There was this energy around the city that seemed driven by outsiders who nonetheless had an appreciation for what had gone before. I distinctly remember seeing a three-piece outfit called Fireball Rocket backing venerable New Orleans R&B great Ernie K-Doe on several occasions. Imagine Southern Culture on the Skids riding support behind a slightly less crazy James Brown, and you get the picture.

Good times.

Still, I had to get away. The manner in which I left and the circumstances I found myself in when I arrived in Austin, Texas (just days before September 11th, 2001) weren’t ideal. But how do you know who you are when you stare into a hall of mirrors, forever reminded of and confronted with all the mistakes you made? Sure, there were joys, too. But leaving gave me a perspective that I use as a writer.

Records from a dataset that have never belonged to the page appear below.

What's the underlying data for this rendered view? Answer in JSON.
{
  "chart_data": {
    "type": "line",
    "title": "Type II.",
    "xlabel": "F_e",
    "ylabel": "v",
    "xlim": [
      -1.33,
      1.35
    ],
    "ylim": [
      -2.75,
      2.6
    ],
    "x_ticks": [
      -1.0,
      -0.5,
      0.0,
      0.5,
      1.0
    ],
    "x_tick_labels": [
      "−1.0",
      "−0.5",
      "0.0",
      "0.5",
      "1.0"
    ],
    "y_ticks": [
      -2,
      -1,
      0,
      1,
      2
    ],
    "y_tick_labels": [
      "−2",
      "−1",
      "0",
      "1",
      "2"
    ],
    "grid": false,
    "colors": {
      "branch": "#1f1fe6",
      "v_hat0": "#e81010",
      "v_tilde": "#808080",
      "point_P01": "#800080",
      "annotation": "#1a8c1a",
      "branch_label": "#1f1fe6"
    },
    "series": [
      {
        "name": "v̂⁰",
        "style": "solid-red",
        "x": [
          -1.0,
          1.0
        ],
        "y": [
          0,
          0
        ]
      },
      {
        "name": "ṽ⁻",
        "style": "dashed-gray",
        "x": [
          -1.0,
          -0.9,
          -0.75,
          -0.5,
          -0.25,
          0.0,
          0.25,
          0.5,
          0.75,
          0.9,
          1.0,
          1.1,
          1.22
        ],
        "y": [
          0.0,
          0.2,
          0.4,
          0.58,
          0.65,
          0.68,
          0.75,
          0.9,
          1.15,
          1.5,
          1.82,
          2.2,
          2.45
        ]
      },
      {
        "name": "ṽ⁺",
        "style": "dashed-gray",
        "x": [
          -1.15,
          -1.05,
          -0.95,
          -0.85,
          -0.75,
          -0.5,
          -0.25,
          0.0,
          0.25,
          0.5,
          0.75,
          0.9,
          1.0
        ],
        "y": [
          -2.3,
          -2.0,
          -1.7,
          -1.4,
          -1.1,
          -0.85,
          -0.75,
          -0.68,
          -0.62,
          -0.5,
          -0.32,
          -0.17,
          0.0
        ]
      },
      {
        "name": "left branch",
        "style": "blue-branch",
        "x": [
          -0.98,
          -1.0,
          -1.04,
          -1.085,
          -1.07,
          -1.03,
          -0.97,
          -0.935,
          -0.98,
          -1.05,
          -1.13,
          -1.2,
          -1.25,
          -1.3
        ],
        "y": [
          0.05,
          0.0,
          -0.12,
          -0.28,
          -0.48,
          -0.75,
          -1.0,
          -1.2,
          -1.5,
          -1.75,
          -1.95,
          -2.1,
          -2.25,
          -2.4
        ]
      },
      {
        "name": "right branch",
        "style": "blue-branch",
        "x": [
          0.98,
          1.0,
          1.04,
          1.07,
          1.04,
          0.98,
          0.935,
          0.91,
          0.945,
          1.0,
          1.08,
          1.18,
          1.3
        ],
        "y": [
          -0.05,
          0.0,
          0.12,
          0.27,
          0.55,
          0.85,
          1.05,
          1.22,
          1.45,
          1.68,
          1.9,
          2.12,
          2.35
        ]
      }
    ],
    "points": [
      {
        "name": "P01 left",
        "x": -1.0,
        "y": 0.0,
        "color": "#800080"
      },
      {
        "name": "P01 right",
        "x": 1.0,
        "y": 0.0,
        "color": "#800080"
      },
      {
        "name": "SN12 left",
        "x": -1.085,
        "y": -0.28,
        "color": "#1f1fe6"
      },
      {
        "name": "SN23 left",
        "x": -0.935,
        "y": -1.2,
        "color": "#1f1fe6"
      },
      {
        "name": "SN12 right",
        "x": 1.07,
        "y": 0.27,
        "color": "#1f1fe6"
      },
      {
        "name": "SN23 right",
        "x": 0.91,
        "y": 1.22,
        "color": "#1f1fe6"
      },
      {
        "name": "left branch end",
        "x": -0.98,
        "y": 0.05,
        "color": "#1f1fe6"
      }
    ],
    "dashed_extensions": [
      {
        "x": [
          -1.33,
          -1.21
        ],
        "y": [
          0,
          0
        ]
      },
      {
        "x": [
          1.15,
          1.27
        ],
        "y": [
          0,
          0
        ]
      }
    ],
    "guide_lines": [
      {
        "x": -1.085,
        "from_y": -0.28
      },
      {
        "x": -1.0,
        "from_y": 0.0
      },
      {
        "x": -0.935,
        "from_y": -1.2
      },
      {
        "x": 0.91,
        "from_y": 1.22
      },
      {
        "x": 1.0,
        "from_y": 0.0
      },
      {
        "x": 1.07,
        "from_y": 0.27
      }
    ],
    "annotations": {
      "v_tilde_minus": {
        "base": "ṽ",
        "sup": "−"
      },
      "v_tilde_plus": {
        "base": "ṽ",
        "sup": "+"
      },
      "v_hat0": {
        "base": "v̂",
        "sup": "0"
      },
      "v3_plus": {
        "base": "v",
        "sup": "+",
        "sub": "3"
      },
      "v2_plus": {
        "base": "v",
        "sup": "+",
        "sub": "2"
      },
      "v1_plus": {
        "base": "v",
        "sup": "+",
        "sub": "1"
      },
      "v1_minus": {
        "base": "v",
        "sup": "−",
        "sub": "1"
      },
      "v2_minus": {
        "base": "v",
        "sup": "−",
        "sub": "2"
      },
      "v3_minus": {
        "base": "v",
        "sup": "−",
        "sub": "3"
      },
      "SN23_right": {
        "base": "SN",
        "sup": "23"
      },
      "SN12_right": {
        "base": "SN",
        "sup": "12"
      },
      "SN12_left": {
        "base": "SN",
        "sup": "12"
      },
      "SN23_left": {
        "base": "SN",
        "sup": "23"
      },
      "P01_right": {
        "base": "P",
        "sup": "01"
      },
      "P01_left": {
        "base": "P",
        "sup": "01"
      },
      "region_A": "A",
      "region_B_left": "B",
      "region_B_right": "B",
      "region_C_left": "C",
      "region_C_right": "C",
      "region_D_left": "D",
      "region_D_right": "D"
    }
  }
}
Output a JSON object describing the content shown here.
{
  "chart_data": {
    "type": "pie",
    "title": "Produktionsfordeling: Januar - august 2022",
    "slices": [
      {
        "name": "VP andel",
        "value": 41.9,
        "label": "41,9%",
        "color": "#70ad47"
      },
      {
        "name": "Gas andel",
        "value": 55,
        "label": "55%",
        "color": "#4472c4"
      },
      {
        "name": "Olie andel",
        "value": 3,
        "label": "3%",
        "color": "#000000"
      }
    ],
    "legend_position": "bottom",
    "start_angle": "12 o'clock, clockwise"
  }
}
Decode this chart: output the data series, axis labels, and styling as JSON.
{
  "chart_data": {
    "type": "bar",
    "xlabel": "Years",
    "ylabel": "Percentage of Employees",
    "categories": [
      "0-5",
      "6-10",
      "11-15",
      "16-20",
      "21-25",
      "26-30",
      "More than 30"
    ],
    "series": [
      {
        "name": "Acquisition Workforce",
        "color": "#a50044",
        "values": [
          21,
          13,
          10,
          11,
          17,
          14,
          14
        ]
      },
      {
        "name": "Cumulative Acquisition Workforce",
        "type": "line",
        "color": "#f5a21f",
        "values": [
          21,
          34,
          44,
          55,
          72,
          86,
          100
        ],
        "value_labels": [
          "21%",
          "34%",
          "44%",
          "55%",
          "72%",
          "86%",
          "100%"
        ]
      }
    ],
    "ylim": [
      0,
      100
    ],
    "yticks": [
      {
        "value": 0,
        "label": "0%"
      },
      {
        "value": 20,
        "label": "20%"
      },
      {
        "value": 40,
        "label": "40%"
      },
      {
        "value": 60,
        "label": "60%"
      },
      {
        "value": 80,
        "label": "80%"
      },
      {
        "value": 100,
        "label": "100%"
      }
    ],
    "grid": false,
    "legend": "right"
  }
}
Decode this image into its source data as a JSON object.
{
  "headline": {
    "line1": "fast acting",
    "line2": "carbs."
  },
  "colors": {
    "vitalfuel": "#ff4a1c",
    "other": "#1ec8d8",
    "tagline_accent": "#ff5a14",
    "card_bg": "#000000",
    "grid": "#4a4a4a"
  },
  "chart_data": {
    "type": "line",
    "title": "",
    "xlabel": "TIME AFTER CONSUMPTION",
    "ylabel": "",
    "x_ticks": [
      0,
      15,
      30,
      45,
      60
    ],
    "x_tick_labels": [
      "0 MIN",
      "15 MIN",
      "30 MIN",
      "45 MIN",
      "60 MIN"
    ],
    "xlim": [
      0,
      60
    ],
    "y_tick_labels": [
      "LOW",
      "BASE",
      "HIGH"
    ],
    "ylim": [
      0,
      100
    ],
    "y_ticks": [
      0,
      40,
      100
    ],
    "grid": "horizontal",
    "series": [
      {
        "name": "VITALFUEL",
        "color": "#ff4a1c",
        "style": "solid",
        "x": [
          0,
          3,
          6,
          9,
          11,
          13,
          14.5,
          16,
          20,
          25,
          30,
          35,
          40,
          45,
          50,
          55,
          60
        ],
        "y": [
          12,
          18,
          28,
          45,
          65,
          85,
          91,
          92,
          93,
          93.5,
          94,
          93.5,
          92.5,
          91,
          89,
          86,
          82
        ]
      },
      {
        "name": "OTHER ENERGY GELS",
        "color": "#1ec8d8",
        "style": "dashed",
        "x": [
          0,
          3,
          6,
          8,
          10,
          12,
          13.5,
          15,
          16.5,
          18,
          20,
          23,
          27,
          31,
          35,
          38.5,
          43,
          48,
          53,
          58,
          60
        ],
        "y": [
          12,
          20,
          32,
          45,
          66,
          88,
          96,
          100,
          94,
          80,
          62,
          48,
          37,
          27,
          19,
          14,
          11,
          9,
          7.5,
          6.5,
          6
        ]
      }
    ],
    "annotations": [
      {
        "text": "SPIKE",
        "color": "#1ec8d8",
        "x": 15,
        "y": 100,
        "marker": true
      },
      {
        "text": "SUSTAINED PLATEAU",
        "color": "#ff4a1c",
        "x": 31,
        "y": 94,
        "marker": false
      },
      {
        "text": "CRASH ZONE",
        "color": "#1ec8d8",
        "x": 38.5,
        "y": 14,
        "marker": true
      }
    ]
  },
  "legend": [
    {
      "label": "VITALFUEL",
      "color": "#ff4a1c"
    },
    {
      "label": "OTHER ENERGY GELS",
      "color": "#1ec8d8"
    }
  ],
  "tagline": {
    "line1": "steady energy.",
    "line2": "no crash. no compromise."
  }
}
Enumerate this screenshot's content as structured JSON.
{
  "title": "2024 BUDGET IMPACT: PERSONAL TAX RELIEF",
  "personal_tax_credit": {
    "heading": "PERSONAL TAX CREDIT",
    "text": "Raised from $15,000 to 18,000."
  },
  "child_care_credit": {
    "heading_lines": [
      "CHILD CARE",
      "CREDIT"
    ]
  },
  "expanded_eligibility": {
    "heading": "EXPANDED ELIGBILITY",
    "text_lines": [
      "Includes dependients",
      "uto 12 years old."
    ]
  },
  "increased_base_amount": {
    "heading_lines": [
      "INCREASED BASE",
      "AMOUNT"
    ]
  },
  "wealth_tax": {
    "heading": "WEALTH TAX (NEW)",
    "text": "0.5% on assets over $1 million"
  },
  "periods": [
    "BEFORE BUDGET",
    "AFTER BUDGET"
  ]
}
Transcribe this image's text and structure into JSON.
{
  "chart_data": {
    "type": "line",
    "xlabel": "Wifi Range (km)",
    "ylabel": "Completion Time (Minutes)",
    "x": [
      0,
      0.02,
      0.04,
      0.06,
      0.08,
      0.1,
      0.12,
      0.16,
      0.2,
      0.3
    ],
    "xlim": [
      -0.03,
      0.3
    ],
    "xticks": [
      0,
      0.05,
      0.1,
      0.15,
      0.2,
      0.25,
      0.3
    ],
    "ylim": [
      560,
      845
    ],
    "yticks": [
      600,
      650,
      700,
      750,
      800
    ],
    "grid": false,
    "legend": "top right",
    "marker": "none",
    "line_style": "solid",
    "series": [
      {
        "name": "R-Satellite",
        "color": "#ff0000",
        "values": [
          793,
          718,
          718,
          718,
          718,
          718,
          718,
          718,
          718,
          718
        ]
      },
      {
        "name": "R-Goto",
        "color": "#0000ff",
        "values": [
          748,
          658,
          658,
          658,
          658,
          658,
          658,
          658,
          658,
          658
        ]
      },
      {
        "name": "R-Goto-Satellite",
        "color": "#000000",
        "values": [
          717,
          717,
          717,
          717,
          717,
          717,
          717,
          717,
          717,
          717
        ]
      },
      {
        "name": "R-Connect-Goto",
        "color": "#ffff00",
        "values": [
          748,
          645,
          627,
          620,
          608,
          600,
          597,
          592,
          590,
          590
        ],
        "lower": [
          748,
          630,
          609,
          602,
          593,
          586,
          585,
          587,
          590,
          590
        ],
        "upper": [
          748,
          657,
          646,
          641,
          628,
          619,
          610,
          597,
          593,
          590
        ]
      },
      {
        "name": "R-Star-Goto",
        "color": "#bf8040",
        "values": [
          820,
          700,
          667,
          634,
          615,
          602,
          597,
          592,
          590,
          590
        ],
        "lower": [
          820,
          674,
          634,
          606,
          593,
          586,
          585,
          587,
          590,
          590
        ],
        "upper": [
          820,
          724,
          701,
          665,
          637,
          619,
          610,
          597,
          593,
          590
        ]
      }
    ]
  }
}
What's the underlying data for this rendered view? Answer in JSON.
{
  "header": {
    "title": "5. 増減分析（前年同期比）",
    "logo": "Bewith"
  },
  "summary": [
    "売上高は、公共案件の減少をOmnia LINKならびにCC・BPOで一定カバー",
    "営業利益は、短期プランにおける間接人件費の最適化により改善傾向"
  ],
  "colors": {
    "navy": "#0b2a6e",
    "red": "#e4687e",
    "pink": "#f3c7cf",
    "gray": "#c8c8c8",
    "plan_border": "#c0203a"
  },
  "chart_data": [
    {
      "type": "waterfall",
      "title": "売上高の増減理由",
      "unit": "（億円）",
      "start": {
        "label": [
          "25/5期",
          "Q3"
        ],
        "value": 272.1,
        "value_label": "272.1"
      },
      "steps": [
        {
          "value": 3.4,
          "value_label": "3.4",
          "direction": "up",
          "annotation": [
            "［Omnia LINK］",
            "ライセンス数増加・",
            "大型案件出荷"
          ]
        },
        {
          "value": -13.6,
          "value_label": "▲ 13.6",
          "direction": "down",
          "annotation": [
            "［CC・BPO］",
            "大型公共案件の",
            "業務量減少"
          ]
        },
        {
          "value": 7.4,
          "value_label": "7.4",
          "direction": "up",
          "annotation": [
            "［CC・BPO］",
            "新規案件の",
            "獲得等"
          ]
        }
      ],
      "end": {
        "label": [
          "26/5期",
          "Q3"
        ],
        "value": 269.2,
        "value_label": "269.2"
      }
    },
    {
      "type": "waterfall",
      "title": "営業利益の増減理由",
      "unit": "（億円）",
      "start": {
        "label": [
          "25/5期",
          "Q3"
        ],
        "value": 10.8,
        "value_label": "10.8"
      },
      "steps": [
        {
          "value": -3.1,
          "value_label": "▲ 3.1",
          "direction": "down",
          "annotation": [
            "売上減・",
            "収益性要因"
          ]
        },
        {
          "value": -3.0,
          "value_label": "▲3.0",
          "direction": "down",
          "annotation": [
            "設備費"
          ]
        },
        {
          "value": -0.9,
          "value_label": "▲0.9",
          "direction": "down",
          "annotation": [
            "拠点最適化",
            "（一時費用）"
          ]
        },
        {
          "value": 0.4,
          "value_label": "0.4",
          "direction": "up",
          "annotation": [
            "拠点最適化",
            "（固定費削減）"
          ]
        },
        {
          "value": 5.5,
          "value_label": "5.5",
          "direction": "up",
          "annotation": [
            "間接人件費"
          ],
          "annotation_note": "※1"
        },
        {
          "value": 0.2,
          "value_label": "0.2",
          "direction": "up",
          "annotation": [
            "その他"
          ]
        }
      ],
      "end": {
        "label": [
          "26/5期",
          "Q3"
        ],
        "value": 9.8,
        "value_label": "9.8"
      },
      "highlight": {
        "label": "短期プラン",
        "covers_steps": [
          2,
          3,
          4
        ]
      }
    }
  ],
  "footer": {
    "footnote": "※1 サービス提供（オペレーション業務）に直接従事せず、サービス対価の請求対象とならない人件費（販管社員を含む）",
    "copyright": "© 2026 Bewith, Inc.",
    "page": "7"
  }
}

Now that I’ve studied a little bit about the city’s history (particularly the rough-and-tumble period of post-Civil War New Orleans), I incorporate that knowledge without getting wistful about it. That’s something most people who write about New Orleans do - there’s always this sideways glance to remind the reader of the greatness of a bygone age. But what about the people who actually live there? Not the daguerreotype sepia tones of what somebody wishes the place was.

What is that town actually all about?

Sometimes I wish I knew. And cracking that code, that’s been a lifetime mystery that lately has occupied my thoughts and writing time. Hopefully, I’ll be able to nudge something out of this process that people will enjoy.